By the time Sanchez's afternoon was over, after 115 pitches and 5 2/3 innings, the question was whether Ausmus waited one batter too long.
"No, I didn't. This is where we are in this day and age," Ausmus said after Preston Tucker's game-tying home run helped send the Tigers to a 10-8 loss and a series split against the Astros. "If it doesn't work, then it was the wrong move. If it does work, it was the right move."
In between the damage, Sanchez looked like the front-line starter he has been in the past. The ending was a jarring reminder it remains a work in progress.
"I need to keep working hard," Sanchez said. "I never felt down. I've gone through a lot of things my whole career, and I'm still here. So I'm going to keep working hard."
Statistically, Sanchez's outing was a dichotomy. He struck out 11 of 27 Astros batters, but 10 of the other 16 reached base safely, and seven of them scored.
Virtually all the damage came on the bookends -- three runs in the opening inning, then four in the sixth. He retired 14 of 16 batters between a run-scoring balk in the first and Evan Gattis' home run leading off the sixth.
The latter came on a Sanchez pitch that dropped out of the strike zone. Gattis golfed it out to left field to bring the Astros within a 7-4 score with the bottom half of their lineup coming up.
The batters that followed essentially alternated ground-ball singles and strikeouts, including a two-out hit through the right side from Jonathan Villar that brought up the ninth batter as the potential tying run, and brought Tucker up to pinch-hit for Jake Marisnick.
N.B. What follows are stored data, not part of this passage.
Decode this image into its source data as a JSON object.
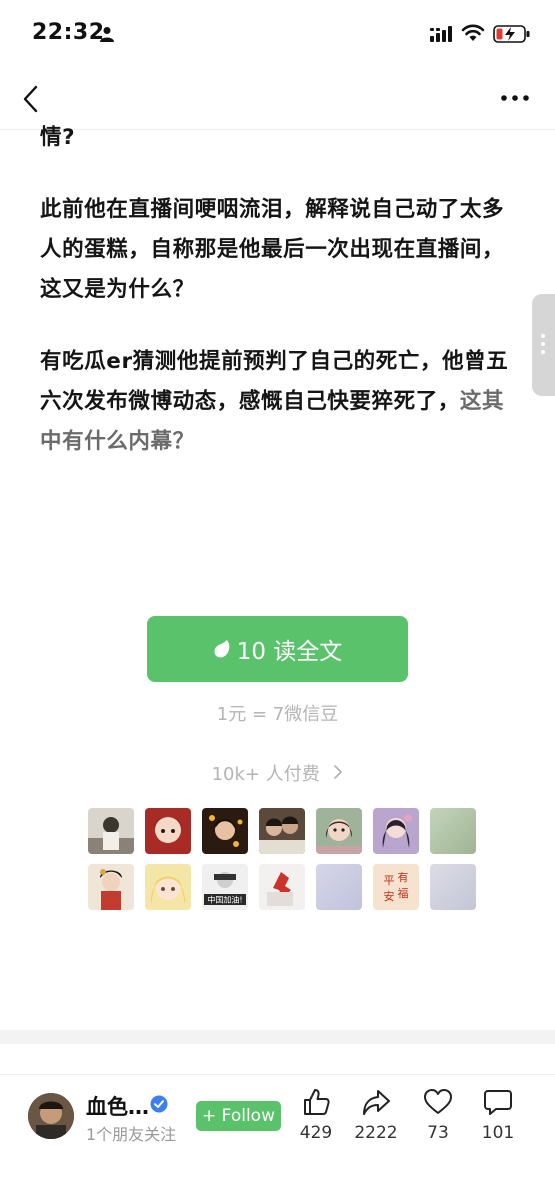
{
  "status_bar": {
    "time": "22:32"
  },
  "article": {
    "paragraphs": [
      {
        "text": "情?"
      },
      {
        "text": "此前他在直播间哽咽流泪，解释说自己动了太多人的蛋糕，自称那是他最后一次出现在直播间，这又是为什么？"
      },
      {
        "text": "有吃瓜er猜测他提前预判了自己的死亡，他曾五六次发布微博动态，感慨自己快要猝死了，",
        "dim_tail": "这其中有什么内幕？"
      }
    ]
  },
  "paywall": {
    "read_button_label": "10 读全文",
    "price_note": "1元 = 7微信豆",
    "payers_label": "10k+ 人付费",
    "payer_avatar_count": 14
  },
  "author": {
    "name": "血色…",
    "friend_note": "1个朋友关注",
    "follow_label": "+ Follow"
  },
  "stats": {
    "likes": "429",
    "shares": "2222",
    "favorites": "73",
    "comments": "101"
  },
  "colors": {
    "accent_green": "#5ac26b",
    "muted_text": "#b4b4b4",
    "verified_blue": "#3d7ef0"
  },
  "icons": [
    "person-icon",
    "signal-icon",
    "wifi-icon",
    "battery-icon",
    "back-icon",
    "more-icon",
    "bean-icon",
    "chevron-right-icon",
    "verified-icon",
    "thumbs-up-icon",
    "share-icon",
    "heart-icon",
    "comment-icon"
  ]
}
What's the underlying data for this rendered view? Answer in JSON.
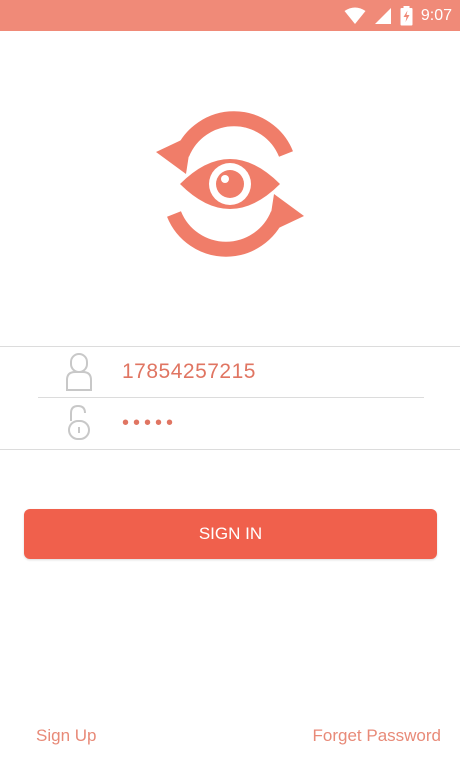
{
  "status_bar": {
    "time": "9:07",
    "icons": [
      "wifi-icon",
      "cell-signal-icon",
      "battery-charging-icon"
    ],
    "background": "#f08a78"
  },
  "logo": {
    "icon": "eye-refresh-logo",
    "color": "#f07d69"
  },
  "login": {
    "username_icon": "user-icon",
    "username_value": "17854257215",
    "password_icon": "unlock-icon",
    "password_value": "•••••"
  },
  "signin_button": {
    "label": "SIGN IN",
    "color": "#f0604c"
  },
  "links": {
    "sign_up": "Sign Up",
    "forget_password": "Forget Password",
    "color": "#e88a78"
  }
}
It was more a question of pitch count than matchup. Sanchez entered the day allowing a .234 average (26-for-111) and .707 OPS to left-handed hitters this season, compared with .293 (29-for-99) and .826 to righties. Tucker, despite batting left-handed, had put up better numbers against left-handed pitchers than righties over the last year-and-a-half between three different organizational levels.
"Sanchie against lefties with his changeup is very effective," Ausmus said.
That was the pitch Sanchez threw on his 2-1 delivery. It was down, but not out of the strike zone.
"I tried to go soft and down," Sanchez said, "but I left it a little bit up, and that's why he put a good swing on it."
It was the 11th home run Sanchez allowed over 60 1/3 innings this season. It's not a big total for all pitchers, but it's a big issue for him.
"It is," he said, "especially when you're working hard and try to put your best effort on the mound, keep the score the way it was before the homers in the sixth inning. Like I say in baseball, everything changes with one pitch."